Die Motivation ist Mut
Drei Jahre nun schon verteidigen ukrainische Soldatinnen und Soldaten ihr Land gegen die russische Invasion. Einer dieser Soldaten ist Dan. Zur Zeit ist er in Deutschland. „In drei Wochen fahre ich wieder runter“, sagt er Ende Januar. Dann geht der Kampf in der Region Donbass für ihn weiter.
Bis kurz vor Kriegsbeginn hat Dan (Name geändert) noch in Deutschland gelebt. Seine Heimatstadt im Norden der Ukraine ist inzwischen zu großen Teilen zerstört. „Ich kam 2011 zum Studieren nach Deutschland und habe dann hier gearbeitet“, beginnt er zu erzählen. Im März 2022, kurz nach dem russischen Überfall, ging Dan in die Ukraine, um „für sein Land zu kämpfen“, wie er sagt. „Gerade habe ich zwei Monate Urlaub, in knapp drei Wochen beginnt dann meine nächste Rotation und ich fahre wieder runter, Richtung Donbass,“ sagt er während des Gesprächs Ende Januar. In der Ukraine hat Dan einen militärischen Uni-Abschluss gemacht, bevor er nach Deutschland kam. „Dadurch habe ich den Dienstgrad Unterleutnant”, so der 37-Jährige. Der Dienstgrad des Unterleutnants entspricht dem eines Fähnrichs oder Offizieranwärters.

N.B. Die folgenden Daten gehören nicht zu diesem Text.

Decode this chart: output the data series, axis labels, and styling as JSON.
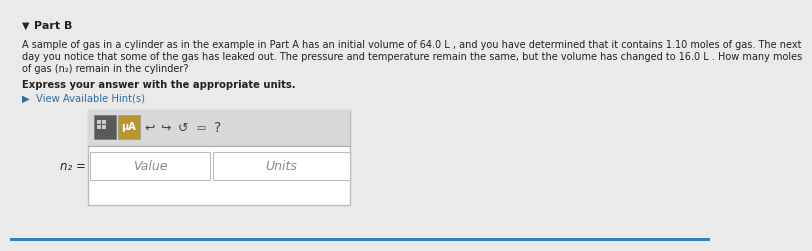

In der Armee ist Dan als Ausbilder für Maschinengewehrschützen eingesetzt. „Für alle möglichen Typen von Maschinengewehren, vor allem für MGs, darunter die MG3. Wir arbeiten aber auch mit italienischen Waffen wie der Beretta. Das ist meine feste Aufgabe, aber ich unterstützte auch in der Logistik“, sagt er. Bis Ende Juni 2022 war er in aktiven Kampfeinsätzen an der Frontlinie.
Das Material, mit dem Dan und seine Kameraden arbeiten, kommt oft aus Deutschland. „Vieles, was wir an Schießmunition verwenden, ist aus deutscher Herstellung“, so Dan. „Wir sind Deutschland und allen anderen Unterstützern sehr dankbar für das, was sie für uns getan haben. Das ist eine extrem große Hilfe. Wir sehen jeden Tag, mit wie viel Material Deutschland und andere Länder die ukrainische Armee unterstützen.“ Doch das reiche immer noch nicht aus. „Wir brauchen vor allem schweres Material und weitreichende Waffensysteme wie Raketen oder Marschflugkörper Taurus. Man muss sagen, dass es schon fast peinlich ist, dass Deutschland immer noch keinen Taurus geliefert hat“, sagt Dan.
Krieg begann bereits 2014
Der Kontakt zu Dan entstand über den deutsch-ukrainischen Verein „Blau-Gelbes Kreuz“, der bereits seit 2014 die Menschen in der Ukraine unterstützt. Seit Beginn des russischen Angriffskriegs am 24. Februar 2022 hat der Verein unter anderem 2000 Tonnen Hilfsmittel in die Ukraine geliefert und etwa 20.000 verletzten Menschen in verschiedenen ukrainischen Regionen geholfen.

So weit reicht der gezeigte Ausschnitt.